Ethiopia holds parliamentary and regional elections on Monday that analysts expect Prime Minister Abiy Ahmed's party to win by a large margin, despite significant unrest across much of the country.

More than 50 million of Ethiopia's 135 million people are registered for the elections, in which voters will choose the 547 members of the House of People's Representatives, the lower house of the Federal Parliament. Prime Minister Abiy Ahmed, 49, is confident of victory. He was appointed in 2018 following mass protests against the long-ruling EPRDF coalition, and on taking office moved to liberalise Ethiopia's tightly controlled economy and freed journalists, activists and other political prisoners. He won the Nobel Peace Prize in 2019 for ending hostilities with neighbouring Eritrea. His Prosperity Party won 410 out of 484 seats in parliament in the 2021 elections. Ethiopia election overshadowed by war, instability and muted opposition Prosperity Party candidates have campaigned on the government's economic record, citing improved food security and economic growth in Africa's second most populous country.

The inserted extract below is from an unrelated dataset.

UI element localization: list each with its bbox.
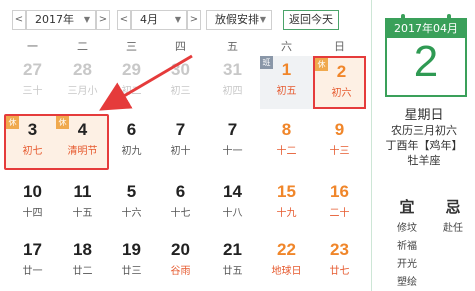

Ethiopia's economy is expected to grow by 7.8 per cent in 2025-26 and 8.5 per cent in 2026-27, according to the African Development Bank. "It is obvious that the PP will win these elections," an expert working for ACLED on the Horn of Africa told RFI, on condition of anonymity. "The elections were also much more open in 2021, and even more so in 2005, the most democratic polls in the history of Ethiopia so far." One region excluded The country is voting without participation from the northern Tigray region, where the electoral board has cited "unfavourable conditions" following a civil war from 2020 to 2022 and continuing political turmoil. More than 750,000 people remain displaced by the war. "Organising an election remains impossible in Tigray," Muauz Gidey, a researcher at the Tigray Institute of Political Studies, told RFI's correspondent in Addis Ababa, "due to an extremely degraded security context and the collapse of the political system."